The problem with current ML models, they suggest, is that the world model and inference machine are one and the same; the world model it creates over-fits to its data, making it hard for the model to generalise to new observations.

They propose to separate the world model and the inference machine, but exploit modern deep learning to train a very large amortised inference machine. In simple terms, this means creating a machine that can “intuit” an answer with reference to the world model, in a similar way to how human intuition is based on heuristics that we accumulate, and can adapt, through experience.

They illustrate this through Daniel Kahneman’s famous distinction between two types of human thinking: System 1, characterised by fast and associative thinking, and System 2, characterised by slow and deliberate thinking. Current ML models can be likened to System 1 thinking, and only a future System 2 architecture will be able to handle robust reasoning. But, so they argue, a standalone System 2 neural network is not the answer. You need an inference machine that can make fast System 1 intuitions, with a System 2 organising the computation and training of the former to align with the world model.

Generative flow networks (GFlowNets) are a step towards this method.


GFlowNets for AI-Driven Scientific Discovery. This paper is a good summary of the challenges that current ML faces in scientific discovery – and offers a way forward: generative flow networks, or GFlowNets. Sections 2 and 3 are great for a broad background of the space, and the citations contain a wealth of interesting history and perspective.

Credit: Moksh Jain et al

Recent advances in AI-driven science have been enabled, in part, by the availability of extremely large datasets and often of a well-specified objective to be optimised. But in many scientific discovery applications the 1) limited availability of data and the associated uncertainty, and 2) the underspecification of objectives pose serious challenges for leveraging ML approaches.

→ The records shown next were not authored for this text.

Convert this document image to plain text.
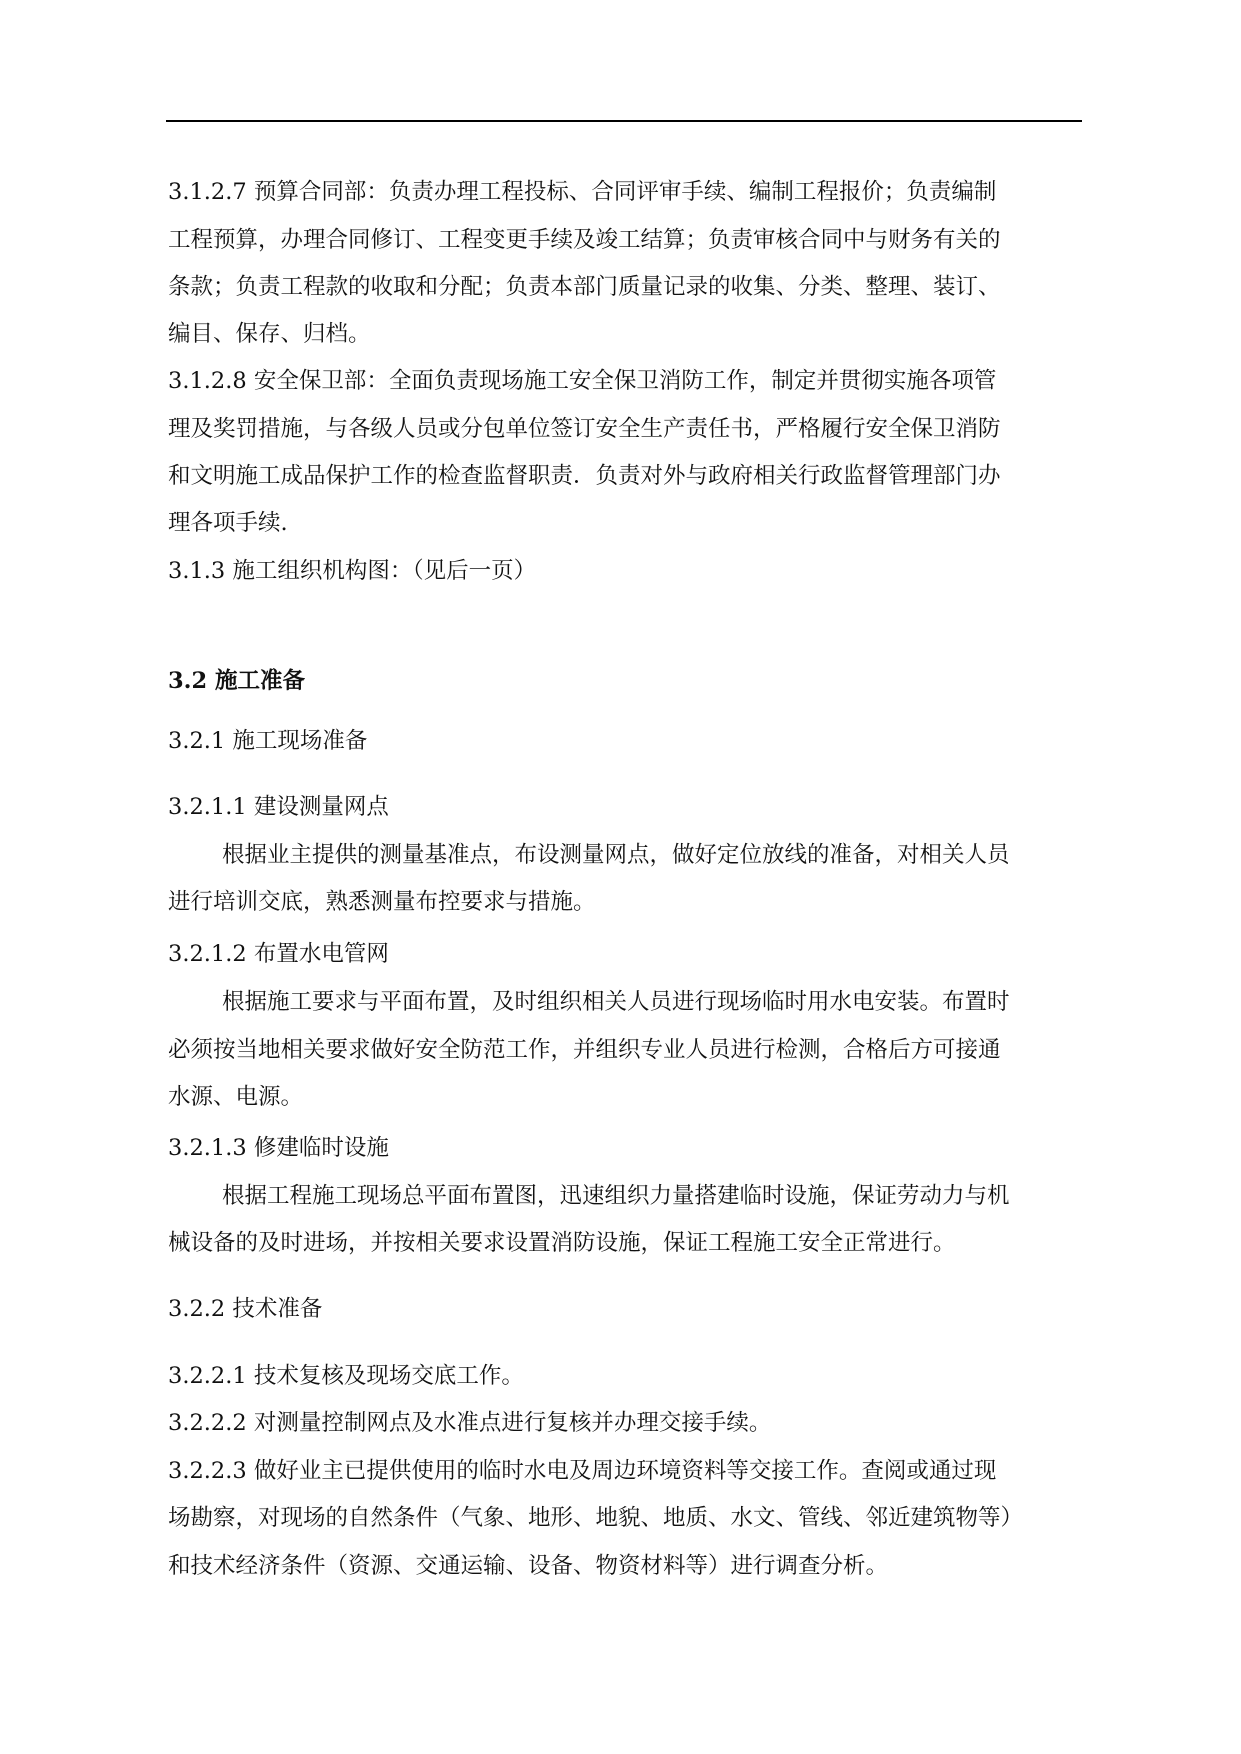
3.1.2.7 预算合同部：负责办理工程投标、合同评审手续、编制工程报价；负责编制
工程预算，办理合同修订、工程变更手续及竣工结算；负责审核合同中与财务有关的
条款；负责工程款的收取和分配；负责本部门质量记录的收集、分类、整理、装订、
编目、保存、归档。
3.1.2.8 安全保卫部：全面负责现场施工安全保卫消防工作，制定并贯彻实施各项管
理及奖罚措施，与各级人员或分包单位签订安全生产责任书，严格履行安全保卫消防
和文明施工成品保护工作的检查监督职责．负责对外与政府相关行政监督管理部门办
理各项手续.
3.1.3 施工组织机构图：（见后一页）
3.2 施工准备
3.2.1 施工现场准备
3.2.1.1 建设测量网点
根据业主提供的测量基准点，布设测量网点，做好定位放线的准备，对相关人员
进行培训交底，熟悉测量布控要求与措施。
3.2.1.2 布置水电管网
根据施工要求与平面布置，及时组织相关人员进行现场临时用水电安装。布置时
必须按当地相关要求做好安全防范工作，并组织专业人员进行检测，合格后方可接通
水源、电源。
3.2.1.3 修建临时设施
根据工程施工现场总平面布置图，迅速组织力量搭建临时设施，保证劳动力与机
械设备的及时进场，并按相关要求设置消防设施，保证工程施工安全正常进行。
3.2.2 技术准备
3.2.2.1 技术复核及现场交底工作。
3.2.2.2 对测量控制网点及水准点进行复核并办理交接手续。
3.2.2.3 做好业主已提供使用的临时水电及周边环境资料等交接工作。查阅或通过现
场勘察，对现场的自然条件（气象、地形、地貌、地质、水文、管线、邻近建筑物等）
和技术经济条件（资源、交通运输、设备、物资材料等）进行调查分析。
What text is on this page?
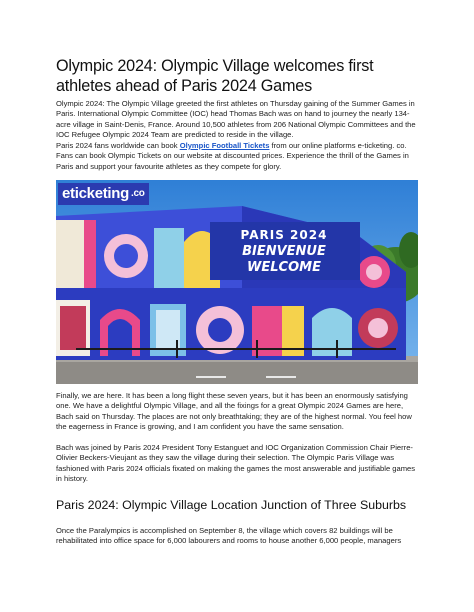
Olympic 2024: Olympic Village welcomes first athletes ahead of Paris 2024 Games

Olympic 2024: The Olympic Village greeted the first athletes on Thursday gaining of the Summer Games in Paris. International Olympic Committee (IOC) head Thomas Bach was on hand to journey the nearly 134-acre village in Saint-Denis, France. Around 10,500 athletes from 206 National Olympic Committees and the IOC Refugee Olympic 2024 Team are predicted to reside in the village.

Paris 2024 fans worldwide can book Olympic Football Tickets from our online platforms e-ticketing. co. Fans can book Olympic Tickets on our website at discounted prices. Experience the thrill of the Games in Paris and support your favourite athletes as they compete for glory.

eticketing $^{.co}$
PARIS 2024
BIENVENUE
WELCOME

Finally, we are here. It has been a long flight these seven years, but it has been an enormously satisfying one. We have a delightful Olympic Village, and all the fixings for a great Olympic 2024 Games are here, Bach said on Thursday. The places are not only breathtaking; they are of the highest normal. You feel how the eagerness in France is growing, and I am confident you have the same sensation.

Bach was joined by Paris 2024 President Tony Estanguet and IOC Organization Commission Chair Pierre-Olivier Beckers-Vieujant as they saw the village during their selection. The Olympic Paris Village was fashioned with Paris 2024 officials fixated on making the games the most answerable and justifiable games in history.

Paris 2024: Olympic Village Location Junction of Three Suburbs

Once the Paralympics is accomplished on September 8, the village which covers 82 buildings will be rehabilitated into office space for 6,000 labourers and rooms to house another 6,000 people, managers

Usually, models are trained to maximise a given reward function, so they converge around one or a few high-reward samples. In contrast, a GFlowNet is trained to fully explore the sample space. Instead of minimising the loss or maximising rewards, it samples solutions proportionally to the reward, producing a wider variety of samples. In other words, instead of finding the result that gives you the largest reward, the model will try to find all the ways that get you good rewards.

If you were playing chess, a GFlowNet would be a bad fit: you want a model that finds and plays the best move, not diverse moves. But it is ideal if you are trying to solve a highly complex real-world problem of high uncertainty, like new material or drug discovery, where you want to keep your options open and test various promising candidates in the solution space, not just one.

These videos from Microsoft Research and Machine Learning Street Talk with Professor Bengio provide good overviews of the concept.

Democratised science

As well as new frameworks, AI-driven science will also be advanced by the democratisation of technology.

IBM has already released its Generative Toolkit for Scientific Discovery (GT4SD), an open-source library which makes GFlowNets – as well as various other state of the art models and frameworks – more accessible. What used to require a computer science PhD and lines of arcane programming languages can now be deployed through a simple interface and a few lines of code, accelerating hypothesis generation.

Or take one of the most important papers for AI-driven science: Highly accurate protein structure prediction with AlphaFold. (Here’s a great explainer for why AlphaFold 2 was so important.) This not only solved the protein structure prediction problem – a problem central to biology – but also made the codebase publicly available, allowing anyone with modest compute to run their own predictions. RoseTTaFold has done the same for characterising multiprotein complexes. They have opened up a world of new research paths for computational biology.

This is just the beginning of AI’s impact on scientific discovery, but it’s an exciting time to be alive and witnessing it – as both a human and an engineer trying to rethink my own field with AI.